Scientists working to cut hurricanes' power
Taming the wind
JAMAICANS hunkered down last weekend bracing for the impact of Tropical Storm Isaac, which later became a hurricane that pounded Louisiana and Mississippi in the US.
It was the fourth hurricane of the year, after Chris, Ernesto and Gordon. The 10 cyclones so far this season have killed 22 people and caused US$60 million (J$5.3 billion) in damage across the region.
While devastating for those affected, this is trivial compared to 1988's Hurricane Gilbert, which killed some 45 people in Jamaica, caused US$4 billion damage and left parts of the island, in the words of then prime minister Edward Seaga, "looking like Hiroshima after the atom bomb".
Like volcanos and earthquakes, hurricanes are forces of nature so huge they make humans seem like ants. The word "hurricane" is derived from the Taino name for the storms created by the goddess Guabancex.
A little over a century after Columbus borrowed the word from the Indians, it was firmly embedded in the English language. In King Lear, Shakespeare's protagonist rails against the storm:
"Blow, winds, and crack your cheeks! Rage! Blow!
You cataracts and hurricanoes, spout
Till you have drench'd our steeples, drown'd the cocks!"
And we have been honouring cyclones for their power ever since.
Vehicles ranging from a 19th-century railway locomotive, through the Battle of Britain's Hawker Hurricane fighter have been named after the storms. One novel, three films and several television shows have had it in their title, not to mention a Marvel Comics supervillain and a Transformer.
Faced with such overwhelming force, who could tame the wind?
Enter Professor John Latham, the retired head of atmospheric physics at the University of Manchester, England, who now works from the US National Center for Atmospheric Research in Colorado.
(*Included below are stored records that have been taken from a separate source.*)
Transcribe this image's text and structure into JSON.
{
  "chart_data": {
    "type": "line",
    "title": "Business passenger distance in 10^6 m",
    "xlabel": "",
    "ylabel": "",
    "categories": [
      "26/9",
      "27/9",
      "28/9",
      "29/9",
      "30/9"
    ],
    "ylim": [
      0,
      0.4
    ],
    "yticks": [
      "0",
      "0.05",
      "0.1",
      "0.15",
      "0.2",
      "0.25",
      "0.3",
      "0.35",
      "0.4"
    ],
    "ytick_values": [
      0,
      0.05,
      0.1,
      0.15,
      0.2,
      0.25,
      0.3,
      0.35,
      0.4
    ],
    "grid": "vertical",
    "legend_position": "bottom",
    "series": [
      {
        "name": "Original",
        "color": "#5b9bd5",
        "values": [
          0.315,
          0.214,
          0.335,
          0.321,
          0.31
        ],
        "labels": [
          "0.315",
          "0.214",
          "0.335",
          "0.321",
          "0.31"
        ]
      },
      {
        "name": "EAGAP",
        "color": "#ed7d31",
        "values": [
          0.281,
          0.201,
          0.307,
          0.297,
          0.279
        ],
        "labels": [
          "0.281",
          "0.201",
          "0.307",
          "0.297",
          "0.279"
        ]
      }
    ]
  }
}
In a paper in Atmospheric Science Letters two weeks ago, Latham and his team proposed a way to cut hurricanes by one category each.
And that's substantial. The difference in wind speeds between categories is around 25 to 30 km/h.
Cyclones start forming along the southwest coast of Africa, cross the Atlantic and continue spinning up the northeast coast of South America.
Their energy comes from the heat of the tropical waters below. If the surface can be cooled, even just a bit, it could make a big difference in the violence of the storms.
And cooling ocean waters is something that Latham has specialised in. He and his colleagues in the US and Britain have been working on a way to slow global warming by reducing the amount of solar energy reaching the Earth's surface for two decades.
Their approach is to spray tiny droplets of seawater, each barely a millionth of a metre in diameter, into the air beneath low-level stratocumulus clouds. About half rise into the clouds where they act as seeds for slightly larger water droplets, doubling their number from an average of 50 per cubic centimetre to 100.
"Because you get a lot of smaller drops instead of a few big ones, there's more surface area to bounce light back into space," Latham told the Sunday Observer.
The result is that the clouds become more reflective, by about 10 percentage points, enough to lower the temperature of the sea in their shadow by up to two degrees centigrade.
Originally, the team saw this as a way to geoengineer the world's climate, countering the warming effect of increased carbon dioxide in the air.
But a more manageable application would be to lower the water temperature in hurricane-forming areas.
Latham's team envisions fleets of unmanned ships, controlled by satellite, patrolling hurricane-forming regions.
The cost would be substantial, but it might be borne by insurers, who are financially most at risk of hurricane strikes, he suggested.